On s’attache. J’avais peur qu’après l’arrêt de Federer, Serena ou celui de Rafa qui est imminent, ils me manquent. Mais on a la chance d’avoir de nouvelles têtes, comme Alcaraz, Tsitsipas ou Coco Gauff qui sont très photogéniques et qui permettent de repartir à 0. Même si je n’aurais plus la même vibration.
Il ne faut pas oublier de mentionner Amélie Mauresmo ! Je l’ai photographiée la première fois quand elle avait 11 ans et je n’avais que quelques années de plus. J’ai eu la chance de suivre toute sa carrière et aujourd’hui nous nous voyons souvent en dehors du tennis : mon métier c’est ma vie, c’est une richesse !
Avec quel appareil et matériel travaillez-vous ?
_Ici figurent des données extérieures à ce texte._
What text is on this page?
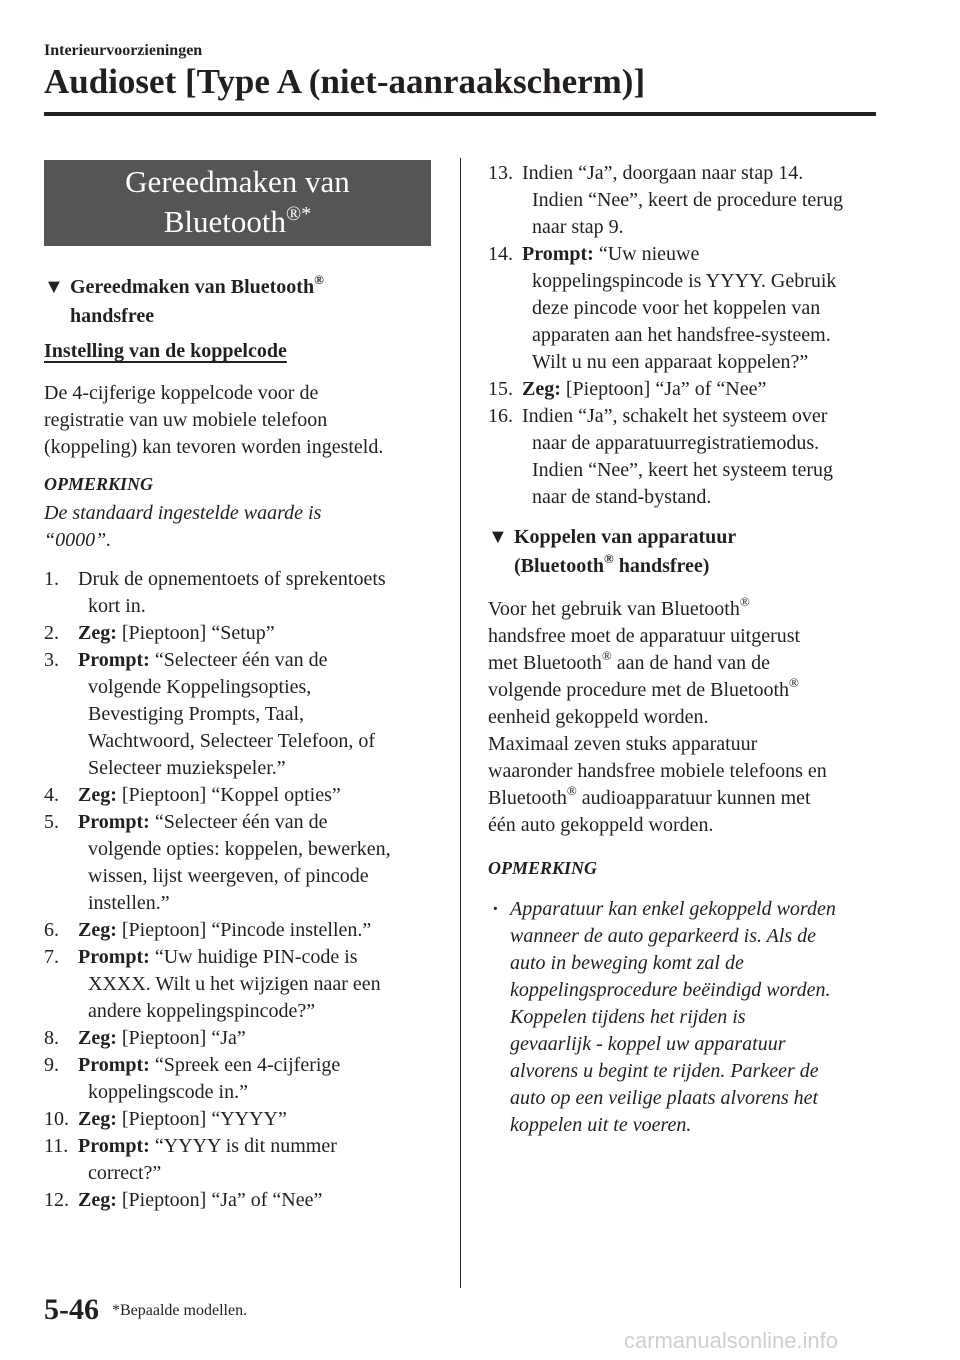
Interieurvoorzieningen
Audioset [Type A (niet-aanraakscherm)]
Gereedmaken van
Bluetooth®*
▼ Gereedmaken van Bluetooth®
handsfree
Instelling van de koppelcode
De 4-cijferige koppelcode voor de
registratie van uw mobiele telefoon
(koppeling) kan tevoren worden ingesteld.
OPMERKING
De standaard ingestelde waarde is
“0000”.
1. Druk de opnementoets of sprekentoets
kort in.
2. Zeg: [Pieptoon] “Setup”
3. Prompt: “Selecteer één van de
volgende Koppelingsopties,
Bevestiging Prompts, Taal,
Wachtwoord, Selecteer Telefoon, of
Selecteer muziekspeler.”
4. Zeg: [Pieptoon] “Koppel opties”
5. Prompt: “Selecteer één van de
volgende opties: koppelen, bewerken,
wissen, lijst weergeven, of pincode
instellen.”
6. Zeg: [Pieptoon] “Pincode instellen.”
7. Prompt: “Uw huidige PIN-code is
XXXX. Wilt u het wijzigen naar een
andere koppelingspincode?”
8. Zeg: [Pieptoon] “Ja”
9. Prompt: “Spreek een 4-cijferige
koppelingscode in.”
10. Zeg: [Pieptoon] “YYYY”
11. Prompt: “YYYY is dit nummer
correct?”
12. Zeg: [Pieptoon] “Ja” of “Nee”
13. Indien “Ja”, doorgaan naar stap 14.
Indien “Nee”, keert de procedure terug
naar stap 9.
14. Prompt: “Uw nieuwe
koppelingspincode is YYYY. Gebruik
deze pincode voor het koppelen van
apparaten aan het handsfree-systeem.
Wilt u nu een apparaat koppelen?”
15. Zeg: [Pieptoon] “Ja” of “Nee”
16. Indien “Ja”, schakelt het systeem over
naar de apparatuurregistratiemodus.
Indien “Nee”, keert het systeem terug
naar de stand-bystand.
▼ Koppelen van apparatuur
(Bluetooth® handsfree)
Voor het gebruik van Bluetooth®
handsfree moet de apparatuur uitgerust
met Bluetooth® aan de hand van de
volgende procedure met de Bluetooth®
eenheid gekoppeld worden.
Maximaal zeven stuks apparatuur
waaronder handsfree mobiele telefoons en
Bluetooth® audioapparatuur kunnen met
één auto gekoppeld worden.
OPMERKING
· Apparatuur kan enkel gekoppeld worden
wanneer de auto geparkeerd is. Als de
auto in beweging komt zal de
koppelingsprocedure beëindigd worden.
Koppelen tijdens het rijden is
gevaarlijk - koppel uw apparatuur
alvorens u begint te rijden. Parkeer de
auto op een veilige plaats alvorens het
koppelen uit te voeren.
5-46 *Bepaalde modellen.
carmanualsonline.info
J’ai commencé avec du Canon. Fin 1999, avec l’arrivée du numérique, la rédaction de Tennis Mag est passée au Nikon D1 et je n’ai jamais quitté la marque. Elle est très fiable et le service pro est super. Ils sont toujours là quand j’ai besoin d’un prêt d’objectif ou si je suis en panne. J’ai un Z9 hybrid pour le sport, un Z6 avec un fichier plus gros plus les ambiances et les à côtés. Jamais je ne reviendrai en arrière. J’adore l’idée de voir à travers l’appareil la photo qui va sortir et ne plus avoir à faire des essais. Je suis contente d’avoir connu le film, la mise au point manuelle, la diapo, qui te forcent à maîtriser la prise de vue. J’aime les photos bien cadrées et bien exposées pour passer le moins de temps sur le logiciel de retouche ensuite.
Très longtemps, j’ai eu un zoom 200-400 mm pratique pour le tennis où la polyvalence est importante. Mais je l’ai abandonné récemment pour un autre zoom Nikon peu connu qui est un véritable “caillou” comme on dit chez nous, une pépite : un 120-300 mm qui ouvre à 2.8 au lieu de 4 et offre une grande latitude pour l’arrière-plan. Je travaille à ouverture constante – 2.8 – car j’aime bien éliminer le fond et faire ressortir le personnage. J’ai trois autres optiques : un 50 mm f/1.4; un 105mm f/1.4 ; et un 24-120 mm qui ouvre à 4 pour les ambiances. J’ai abandonné le 70-200 mm car le 120-300 mm a suffisamment de latitudes.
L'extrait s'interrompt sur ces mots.